Not every trip to a state park goes as well as a recent one did for Miranda Hollingshead of Bogata, Texas. Then again, Crater of Diamonds State Park in southwest Arkansas isn't your average tree-covered campground. It's got a 37-acre plowed field perfect for digging. And as the website says, finders, keepers. About a week ago, Hollingshead was at the park with her mom and sister and her two little kids.

MIRANDA HOLLINGSHEAD: They kept just throwing dirt everywhere, so I was getting frustrated (laughter). And I was like, OK. Just keep the dirt in the bucket, like, you know? And finally, me and my sister looked at each other. And she's like, what are we doing here? I was like, I don't even know. Like, we don't even know what we're looking for. And I was like, I'm just going to pull up YouTube. And I typed in, you know, Crater of Diamonds, Arkansas, how to find diamonds, on YouTube. And the first video pulled up. I clicked on it. And when I looked back down, there was a diamond by my finger. And I just picked it up. And I was like, oh, my God.

FADEL: Oh, my God.

HOLLINGSHEAD: Yeah. I turned to my mother, who's all the way across the field on the other side of the field. And I'm like, I think I found one. And my little sister, who was with me, she was like, no, you didn't. It's just glass. Like, I was, like, no. It's a diamond (laughter) so...

FADEL: And it was. So tell us about the diamond.

HOLLINGSHEAD: It was. It had, like, this really pretty yellow sheen to it. And I thought it was too shiny to be, you know, a diamond, especially a rough diamond. It's about the size of a - like, a No. 2 pencil eraser if you pulled the pencil eraser out of the metal.

FADEL: So I read that you got to choose a name for your diamond.

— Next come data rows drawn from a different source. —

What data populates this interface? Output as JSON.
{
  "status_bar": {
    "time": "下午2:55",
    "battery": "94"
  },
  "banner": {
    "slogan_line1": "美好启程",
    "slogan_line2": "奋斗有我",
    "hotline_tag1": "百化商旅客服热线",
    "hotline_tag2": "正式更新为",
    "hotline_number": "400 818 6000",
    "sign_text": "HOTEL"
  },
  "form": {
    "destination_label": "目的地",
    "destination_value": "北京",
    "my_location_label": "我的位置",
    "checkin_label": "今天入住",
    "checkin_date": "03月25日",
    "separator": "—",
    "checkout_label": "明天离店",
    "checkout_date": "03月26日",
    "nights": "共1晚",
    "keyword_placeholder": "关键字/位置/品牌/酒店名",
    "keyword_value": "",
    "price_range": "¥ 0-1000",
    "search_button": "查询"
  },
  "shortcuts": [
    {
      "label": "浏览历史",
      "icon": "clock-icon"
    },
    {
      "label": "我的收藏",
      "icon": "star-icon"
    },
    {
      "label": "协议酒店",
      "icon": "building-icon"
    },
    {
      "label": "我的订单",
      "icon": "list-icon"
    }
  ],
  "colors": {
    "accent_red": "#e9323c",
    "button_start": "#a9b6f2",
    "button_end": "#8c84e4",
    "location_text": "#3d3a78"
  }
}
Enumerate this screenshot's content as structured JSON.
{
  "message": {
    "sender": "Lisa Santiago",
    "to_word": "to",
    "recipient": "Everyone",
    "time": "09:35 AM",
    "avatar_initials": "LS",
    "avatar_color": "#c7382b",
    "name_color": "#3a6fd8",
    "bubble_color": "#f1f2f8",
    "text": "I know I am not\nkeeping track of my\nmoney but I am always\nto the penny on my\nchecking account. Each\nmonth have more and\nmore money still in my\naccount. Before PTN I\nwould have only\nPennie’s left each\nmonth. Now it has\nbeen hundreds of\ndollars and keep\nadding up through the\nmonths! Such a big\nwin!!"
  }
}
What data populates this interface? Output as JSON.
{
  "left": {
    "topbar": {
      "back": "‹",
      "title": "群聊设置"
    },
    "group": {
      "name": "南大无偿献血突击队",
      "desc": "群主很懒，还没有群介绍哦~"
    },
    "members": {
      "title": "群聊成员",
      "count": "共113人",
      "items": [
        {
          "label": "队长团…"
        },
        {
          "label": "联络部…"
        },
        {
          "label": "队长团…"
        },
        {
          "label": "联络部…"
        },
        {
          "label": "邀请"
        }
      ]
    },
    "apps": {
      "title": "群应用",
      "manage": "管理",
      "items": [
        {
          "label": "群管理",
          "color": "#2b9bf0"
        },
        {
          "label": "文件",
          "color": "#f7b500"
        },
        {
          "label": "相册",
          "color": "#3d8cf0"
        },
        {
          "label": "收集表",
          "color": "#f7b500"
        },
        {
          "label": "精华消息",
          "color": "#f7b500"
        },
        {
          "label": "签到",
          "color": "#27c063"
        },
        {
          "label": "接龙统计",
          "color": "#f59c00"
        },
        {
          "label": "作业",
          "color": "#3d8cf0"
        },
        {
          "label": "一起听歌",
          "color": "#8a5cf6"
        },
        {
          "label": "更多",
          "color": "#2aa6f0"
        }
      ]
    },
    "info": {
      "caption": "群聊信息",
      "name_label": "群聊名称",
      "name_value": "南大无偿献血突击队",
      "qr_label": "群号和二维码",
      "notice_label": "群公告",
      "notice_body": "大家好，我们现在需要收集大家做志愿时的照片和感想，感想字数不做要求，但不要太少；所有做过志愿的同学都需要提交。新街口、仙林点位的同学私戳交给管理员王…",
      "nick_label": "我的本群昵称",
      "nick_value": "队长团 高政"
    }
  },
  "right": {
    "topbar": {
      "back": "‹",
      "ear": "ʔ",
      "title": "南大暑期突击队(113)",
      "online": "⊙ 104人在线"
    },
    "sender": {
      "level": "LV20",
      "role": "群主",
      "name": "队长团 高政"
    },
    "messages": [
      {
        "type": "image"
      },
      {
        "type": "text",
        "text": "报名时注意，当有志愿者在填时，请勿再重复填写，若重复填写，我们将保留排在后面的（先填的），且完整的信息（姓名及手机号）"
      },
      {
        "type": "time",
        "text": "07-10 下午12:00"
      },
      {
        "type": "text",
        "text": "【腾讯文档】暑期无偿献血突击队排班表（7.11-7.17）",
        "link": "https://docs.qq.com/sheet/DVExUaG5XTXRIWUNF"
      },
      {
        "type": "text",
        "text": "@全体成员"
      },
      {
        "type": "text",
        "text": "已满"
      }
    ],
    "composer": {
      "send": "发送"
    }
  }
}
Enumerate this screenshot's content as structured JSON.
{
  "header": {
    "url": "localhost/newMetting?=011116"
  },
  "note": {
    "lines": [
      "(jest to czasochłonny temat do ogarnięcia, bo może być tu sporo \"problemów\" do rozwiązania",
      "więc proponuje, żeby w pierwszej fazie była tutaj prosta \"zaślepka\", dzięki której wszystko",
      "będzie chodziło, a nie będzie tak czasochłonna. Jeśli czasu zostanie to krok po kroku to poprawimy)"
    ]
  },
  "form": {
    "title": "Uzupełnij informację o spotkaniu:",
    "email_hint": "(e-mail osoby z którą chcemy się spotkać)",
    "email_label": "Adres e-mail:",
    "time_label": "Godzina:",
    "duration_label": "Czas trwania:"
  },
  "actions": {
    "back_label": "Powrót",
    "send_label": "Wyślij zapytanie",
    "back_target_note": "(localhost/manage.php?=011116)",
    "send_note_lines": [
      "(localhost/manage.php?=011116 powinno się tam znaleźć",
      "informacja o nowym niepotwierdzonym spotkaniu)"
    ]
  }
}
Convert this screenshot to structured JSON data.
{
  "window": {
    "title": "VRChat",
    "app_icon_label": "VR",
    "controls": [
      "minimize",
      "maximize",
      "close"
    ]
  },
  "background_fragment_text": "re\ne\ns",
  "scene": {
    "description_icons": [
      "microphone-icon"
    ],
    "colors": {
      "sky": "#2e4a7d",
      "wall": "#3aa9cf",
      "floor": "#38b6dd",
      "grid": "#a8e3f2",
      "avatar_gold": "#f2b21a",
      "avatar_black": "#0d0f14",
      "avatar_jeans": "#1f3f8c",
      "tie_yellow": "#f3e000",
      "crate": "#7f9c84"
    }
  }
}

HOLLINGSHEAD: I did. And I couldn't choose a name because I was, like, well, that's weird. The only thing I've had to name is my kids. So I turned to my son. He's 4. I say, hey, bud. I said, what do you want to name it? And he's like, Caro. I was like, Caro? Well, like, all right. It's unique. You're unique - whatever. Like, I guess we're going to name it The Caro. And my mother had come up. And she goes, would you name it The Avenger? And I was like, why would I name it The Avenger? And she's like, really? Well, I love superheroes. My kids love superheroes, all the movies. We watch them all together, you know, "The Avengers." And I was like, you know what? That's a good point. Let's use The Caro Avenger so that way my mom and my son's names they chose were both on it.

FADEL: What are you going to do with it?

HOLLINGSHEAD: If I keep it, I'm most likely going to get it cut into two different diamonds and make future engagement rings for, like, my kids. But then I don't know what I'm going to do if I end up having more kids so...

FADEL: You'll just have to go find another diamond.

HOLLINGSHEAD: Yeah. I guess so. My mom now is saying, you know, now that we know that it's so close to our homes - she's like, we should go, like, at least once every other week.

FADEL: (Laughter).

HOLLINGSHEAD: I was like, yeah. I'm down now, (laughter) like, you know? Let's go.

FADEL: That's Miranda Hollingshead of the Bogata, Texas. She found a 3.72 carat diamond at Crater of Diamond State Park. Thank you so much.

HOLLINGSHEAD: All right. Thank you.

(SOUNDBITE OF UNIDENTIFIED SONG)

UNIDENTIFIED SINGER: (Singing) And I'll digging in the dirt for that Arkansas diamond. I got to make own good luck.